Li also sought punitive damages on the basis that Equifax had unlawfully interfered with his and other class members’ right to respect for private life and right to non-disclosure of confidential information protected by Quebec’s Charter of Human Rights and Freedoms. Quebec’s Charter allows plaintiffs to seek punitive damages in cases where illicit and intentional conduct leads to a breach of one’s Charter rights.

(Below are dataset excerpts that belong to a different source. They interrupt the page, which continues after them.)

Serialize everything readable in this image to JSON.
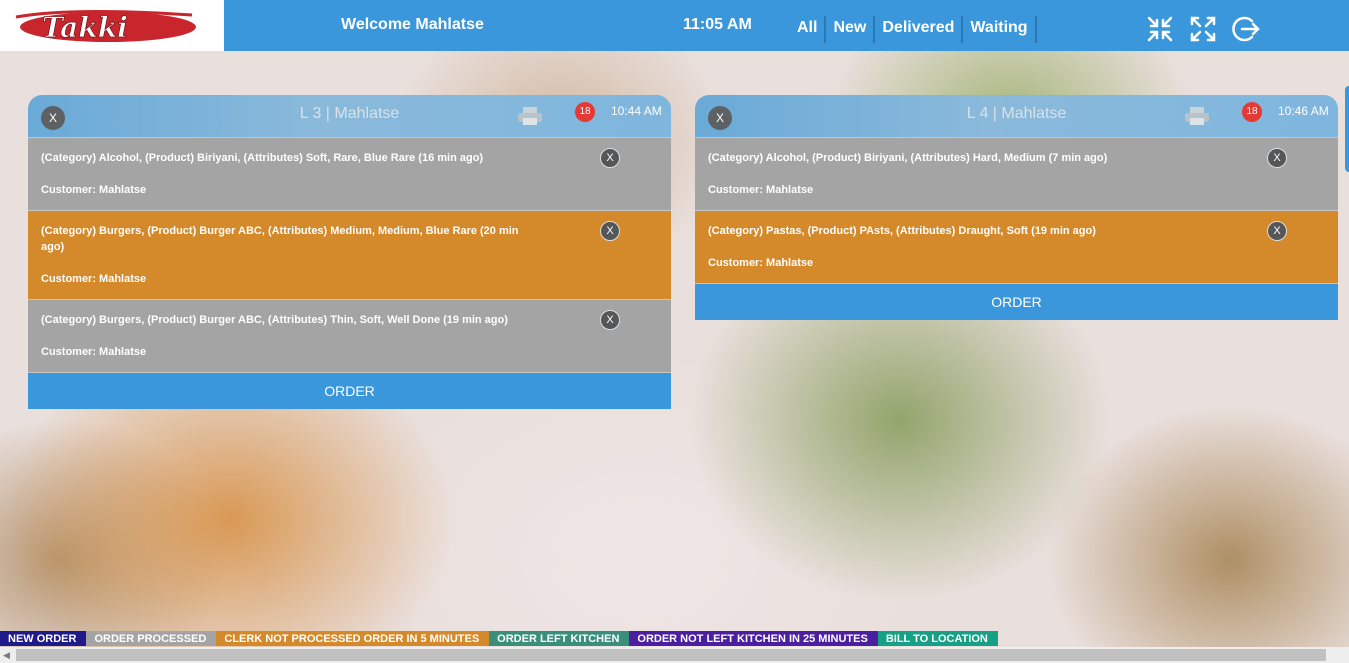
{
  "header": {
    "logo_text": "Takki",
    "welcome": "Welcome Mahlatse",
    "time": "11:05 AM",
    "filters": [
      "All",
      "New",
      "Delivered",
      "Waiting"
    ],
    "icons": [
      "collapse-icon",
      "expand-icon",
      "logout-icon"
    ]
  },
  "cards": [
    {
      "title": "L 3 | Mahlatse",
      "badge": "18",
      "time": "10:44 AM",
      "close": "X",
      "items": [
        {
          "text": "(Category) Alcohol, (Product) Biriyani, (Attributes) Soft, Rare, Blue Rare (16 min ago)",
          "customer": "Customer: Mahlatse",
          "status": "gray",
          "close": "X"
        },
        {
          "text": "(Category) Burgers, (Product) Burger ABC, (Attributes) Medium, Medium, Blue Rare (20 min ago)",
          "customer": "Customer: Mahlatse",
          "status": "orange",
          "close": "X"
        },
        {
          "text": "(Category) Burgers, (Product) Burger ABC, (Attributes) Thin, Soft, Well Done (19 min ago)",
          "customer": "Customer: Mahlatse",
          "status": "gray",
          "close": "X"
        }
      ],
      "order_label": "ORDER"
    },
    {
      "title": "L 4 | Mahlatse",
      "badge": "18",
      "time": "10:46 AM",
      "close": "X",
      "items": [
        {
          "text": "(Category) Alcohol, (Product) Biriyani, (Attributes) Hard, Medium (7 min ago)",
          "customer": "Customer: Mahlatse",
          "status": "gray",
          "close": "X"
        },
        {
          "text": "(Category) Pastas, (Product) PAsts, (Attributes) Draught, Soft (19 min ago)",
          "customer": "Customer: Mahlatse",
          "status": "orange",
          "close": "X"
        }
      ],
      "order_label": "ORDER"
    }
  ],
  "legend": [
    {
      "label": "NEW ORDER",
      "color": "#1f1a8a"
    },
    {
      "label": "ORDER PROCESSED",
      "color": "#a4a4a4"
    },
    {
      "label": "CLERK NOT PROCESSED ORDER IN 5 MINUTES",
      "color": "#d4892a"
    },
    {
      "label": "ORDER LEFT KITCHEN",
      "color": "#3a8f7a"
    },
    {
      "label": "ORDER NOT LEFT KITCHEN IN 25 MINUTES",
      "color": "#4b1fa0"
    },
    {
      "label": "BILL TO LOCATION",
      "color": "#16a085"
    }
  ],
  "colors": {
    "accent": "#3a97db",
    "processed": "#a4a4a4",
    "warning": "#d4892a",
    "badge": "#e53935"
  }
}
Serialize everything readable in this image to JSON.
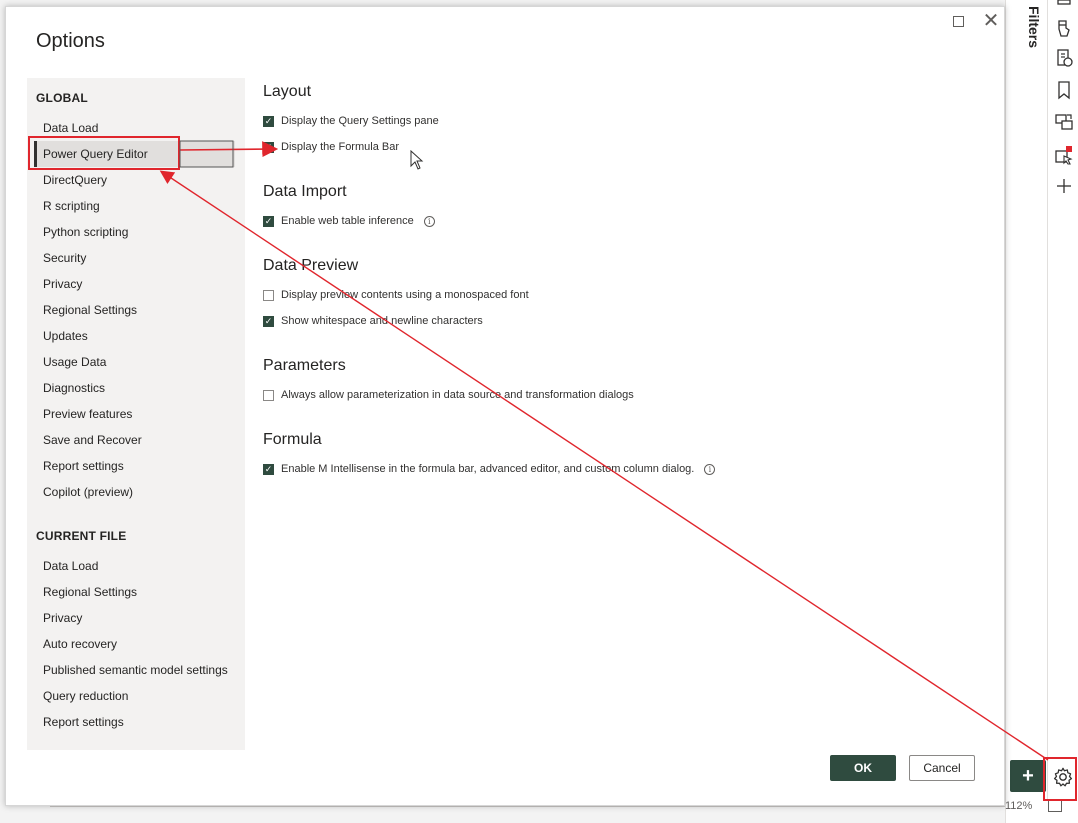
{
  "dialog": {
    "title": "Options",
    "maximize_icon": "maximize-icon",
    "close_glyph": "✕"
  },
  "nav": {
    "global_header": "GLOBAL",
    "global_items": [
      "Data Load",
      "Power Query Editor",
      "DirectQuery",
      "R scripting",
      "Python scripting",
      "Security",
      "Privacy",
      "Regional Settings",
      "Updates",
      "Usage Data",
      "Diagnostics",
      "Preview features",
      "Save and Recover",
      "Report settings",
      "Copilot (preview)"
    ],
    "selected": "Power Query Editor",
    "current_header": "CURRENT FILE",
    "current_items": [
      "Data Load",
      "Regional Settings",
      "Privacy",
      "Auto recovery",
      "Published semantic model settings",
      "Query reduction",
      "Report settings"
    ]
  },
  "content": {
    "sections": [
      {
        "title": "Layout",
        "options": [
          {
            "label": "Display the Query Settings pane",
            "checked": true,
            "info": false
          },
          {
            "label": "Display the Formula Bar",
            "checked": true,
            "info": false
          }
        ]
      },
      {
        "title": "Data Import",
        "options": [
          {
            "label": "Enable web table inference",
            "checked": true,
            "info": true
          }
        ]
      },
      {
        "title": "Data Preview",
        "options": [
          {
            "label": "Display preview contents using a monospaced font",
            "checked": false,
            "info": false
          },
          {
            "label": "Show whitespace and newline characters",
            "checked": true,
            "info": false
          }
        ]
      },
      {
        "title": "Parameters",
        "options": [
          {
            "label": "Always allow parameterization in data source and transformation dialogs",
            "checked": false,
            "info": false
          }
        ]
      },
      {
        "title": "Formula",
        "options": [
          {
            "label": "Enable M Intellisense in the formula bar, advanced editor, and custom column dialog.",
            "checked": true,
            "info": true
          }
        ]
      }
    ]
  },
  "buttons": {
    "ok": "OK",
    "cancel": "Cancel"
  },
  "app": {
    "filters_label": "Filters",
    "zoom": "112%",
    "plus_glyph": "+",
    "rail_icons": [
      "build-visual-icon",
      "format-icon",
      "analytics-icon",
      "bookmark-icon",
      "sync-icon",
      "selection-icon",
      "add-icon"
    ],
    "accent_color": "#2f4b3f",
    "annotation_color": "#e0262d"
  }
}
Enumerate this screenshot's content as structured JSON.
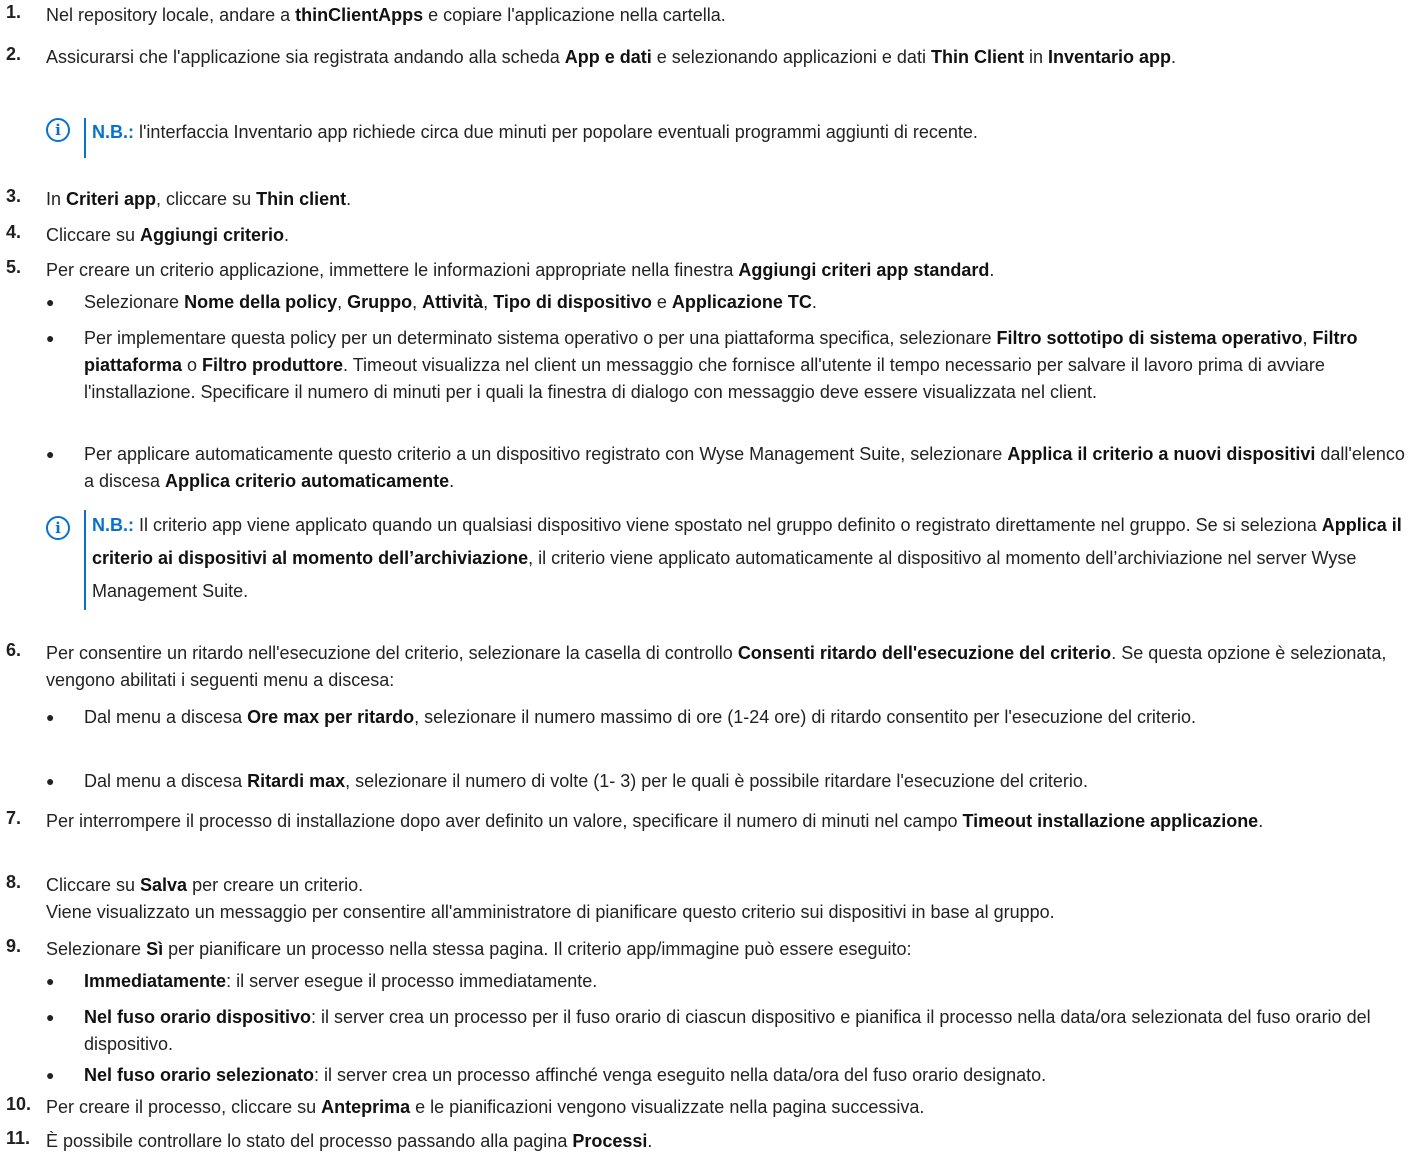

But justice Bisson found Li’s statement of claim failed to establish sufficient allegations that Equifax’s conduct merited punitive damages. For a court to award punitive damages under Quebec’s Charter, the person who committed the unlawful interference must have had a state of mind that implies a desire or intent to cause the consequences of the wrongful conduct, or to have acted with full knowledge of the immediate or extremely probable consequences of the conduct. Justice Bisson held that Li’s statement of claim was too light on details to back up such allegations and only stated there was an “unlawful” breach.

Lastly on the subject of punitive damages, justice Bisson found that the fact there was a settlement in an American class action brought against Equifax for the same data breach did not make a difference to the Quebec class action nor the allegations brought by Li.

Strike two.

No Interest, No Representation

To be certified as a representative plaintiff for a class under Quebec law, three factors are considered:

  • the interest pursued;
  • the representative plaintiff’s competence; and
  • the absence of conflict between the representative plaintiff and the other class members.

While the Court appeared not to take issue with the second and third factors, it found that since Li failed to show he had suffered damages, he had no interest to pursue.

Strike three.

The Takeaway

This case makes clear that claimants in any future data breach class action in Quebec will need to show they have suffered actual damages. Hypotheticals just won’t work. And if seeking punitive damages under Quebec’s Charter, claimants must bring allegations showing intent to bring about the consequences of the bad conduct or a willful disregard of the consequences.

Also of note is that the Quebec action is not necessarily closed, as another plaintiff who has suffered damages could come forward and successfully persuade the Court to certify the class. This occurred in Belley v TD Auto Finance Services Inc. Belley was the second attempt to authorize a class action against TD, following an attempt that failed on similar grounds to Equifax. Belley achieved class certification after bringing an arguable case to the Court that he was the victim of identity theft immediately following TD’s loss of his and other customers’ personal information. It now remains to be seen: is there a Belley-in-waiting for Equifax?